I don’t even know how to respond to that, so I just say “It’s ok,” and we kind of both just sit there. My brain is sending these weird impulses to my muscles to wake UP do SOMETHING and so finally I splutter out “can I buy you a drink or something?” and he smiles, standing.
“Sure.”
I smile too, but those impulses keep shooting up my arms and as I try to stand, I nearly knock over the chair. I see Monty’s lips twitch up, but there’s still a tightness in his face like there’s something wrong, he can’t relax.
We go in and he orders coffee so I do too.
I follow Monty back outside and he doesn’t go back to the table we were at, I guess out of habit, he sits down on the bench outside the door of the café. He sits kind of in the middle, making it impossible for me to keep space between us. He feels so close.
So we’re drinking, and the sun is pouring down on us and there are people on the street, just everywhere, and I’m wondering what the hell I’m doing here when suddenly I turn to this complete stranger and look him dead in the eyes green eyes Monty has green eyes and I’m asking him, like I know him or something, “is everything okay?”
And of course he looks at me like I’ve grown a third arm and stands up, disgusted that I should ask such a personal question, and just walks away, just like that.
Except for he doesn’t. For a minute he does nothing, and I’m afraid that he might, but then he just turns to me and looks at me, deeply. I feel like he’s looking for something inside my eyes.

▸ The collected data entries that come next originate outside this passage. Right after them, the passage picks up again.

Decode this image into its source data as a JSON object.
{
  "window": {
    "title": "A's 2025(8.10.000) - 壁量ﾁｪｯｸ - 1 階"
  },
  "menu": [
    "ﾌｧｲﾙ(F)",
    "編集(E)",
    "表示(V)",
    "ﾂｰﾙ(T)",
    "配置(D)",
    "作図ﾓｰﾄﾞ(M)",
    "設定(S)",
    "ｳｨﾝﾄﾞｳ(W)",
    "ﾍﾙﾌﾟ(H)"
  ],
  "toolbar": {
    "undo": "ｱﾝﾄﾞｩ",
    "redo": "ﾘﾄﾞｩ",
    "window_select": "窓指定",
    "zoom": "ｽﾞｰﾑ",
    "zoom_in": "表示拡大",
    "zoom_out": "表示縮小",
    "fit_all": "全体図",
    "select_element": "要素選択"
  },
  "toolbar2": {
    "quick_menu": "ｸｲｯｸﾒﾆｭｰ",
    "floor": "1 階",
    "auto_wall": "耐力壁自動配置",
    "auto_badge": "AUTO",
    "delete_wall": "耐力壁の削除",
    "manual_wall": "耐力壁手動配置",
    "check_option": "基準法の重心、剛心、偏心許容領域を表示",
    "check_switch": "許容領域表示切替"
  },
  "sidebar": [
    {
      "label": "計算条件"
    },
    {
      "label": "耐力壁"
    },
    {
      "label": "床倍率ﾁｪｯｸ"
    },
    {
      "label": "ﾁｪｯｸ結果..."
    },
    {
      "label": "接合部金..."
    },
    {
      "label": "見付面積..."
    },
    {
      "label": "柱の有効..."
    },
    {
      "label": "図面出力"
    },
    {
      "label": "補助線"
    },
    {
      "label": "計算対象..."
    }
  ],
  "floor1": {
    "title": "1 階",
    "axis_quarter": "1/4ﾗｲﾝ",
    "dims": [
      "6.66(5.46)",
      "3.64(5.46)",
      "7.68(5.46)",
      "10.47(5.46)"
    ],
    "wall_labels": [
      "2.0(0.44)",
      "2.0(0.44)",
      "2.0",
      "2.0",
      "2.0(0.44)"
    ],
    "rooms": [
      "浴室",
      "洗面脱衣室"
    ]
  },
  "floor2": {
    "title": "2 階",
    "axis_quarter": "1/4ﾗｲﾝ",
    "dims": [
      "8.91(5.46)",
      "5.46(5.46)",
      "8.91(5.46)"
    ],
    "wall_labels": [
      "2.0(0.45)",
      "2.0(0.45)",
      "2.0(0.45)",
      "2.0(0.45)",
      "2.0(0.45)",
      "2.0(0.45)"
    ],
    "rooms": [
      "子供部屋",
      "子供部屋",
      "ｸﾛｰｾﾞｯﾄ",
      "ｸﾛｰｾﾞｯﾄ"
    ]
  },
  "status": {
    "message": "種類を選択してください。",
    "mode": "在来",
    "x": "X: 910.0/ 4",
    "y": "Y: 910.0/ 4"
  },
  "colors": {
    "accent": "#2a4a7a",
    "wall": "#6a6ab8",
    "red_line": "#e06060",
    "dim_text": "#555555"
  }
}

I just hold his gaze there as the question lingers like an echo, all I can hear. Then he blinks and the street fills up with noise again.
“Yeah, everything’s fine,” he says, and takes another sip of his coffee. “Thanks for asking.”
“Yeah,”
There’s a pressure behind my eyes that’s maybe like tears, but I guess it’s just street noise. I’m looking at Monty and he’s looking down, his elbows resting on his knees while he studies the cobble stone and his lips are pressed together. Then they part.
“Actually, you know, my sister,” his voice cracks and he swallows. “My sister passed away last night.”
All sounds of the city just disappear and I’m left with this white-noise reverb of Monty’s voice in my head and a feeling that’s just like, oh my God, oh my God.
And then he’s telling me this story, this long, complicated story about how for all this time his sister has been in the hospital with cancer, and how she was always happy even through the worst times, and how he saw her every day and how he’d write songs for her. He’d sit here outside the café, here where I’d listen to him every day, and write songs for his sister who was laying in a hospital bed with cancer and now she was dead and he was sitting here with me on the same bench where he sat alone every day with a guitar and suddenly the pressure explodes and I'm crying, and he's crying, and nothing has ever been so strange or so right.
And I reach over to him, because it’s not really that far to reach, and we cry. As if I know him. As if he knows me.
So I’m sitting outside the café with Monty, but it’s not like all the other times. Because this time Monty is less of an entity and more of a person, and this time I really do know him, and he’s not just a person but in that moment he’s a friend. Just because he was late today. Just because today I decided to look up and meet his eyes.
We just sit like that until our coffees get cold. The people keep walking by and the birds keep flying in the sky and cars go by on the streets but all I hear are hitching breaths as we cry together and it feels like nothing will ever be whole again. Yet in a strange way, everything is okay.
Moments like these are when I just can’t get over how strange life is.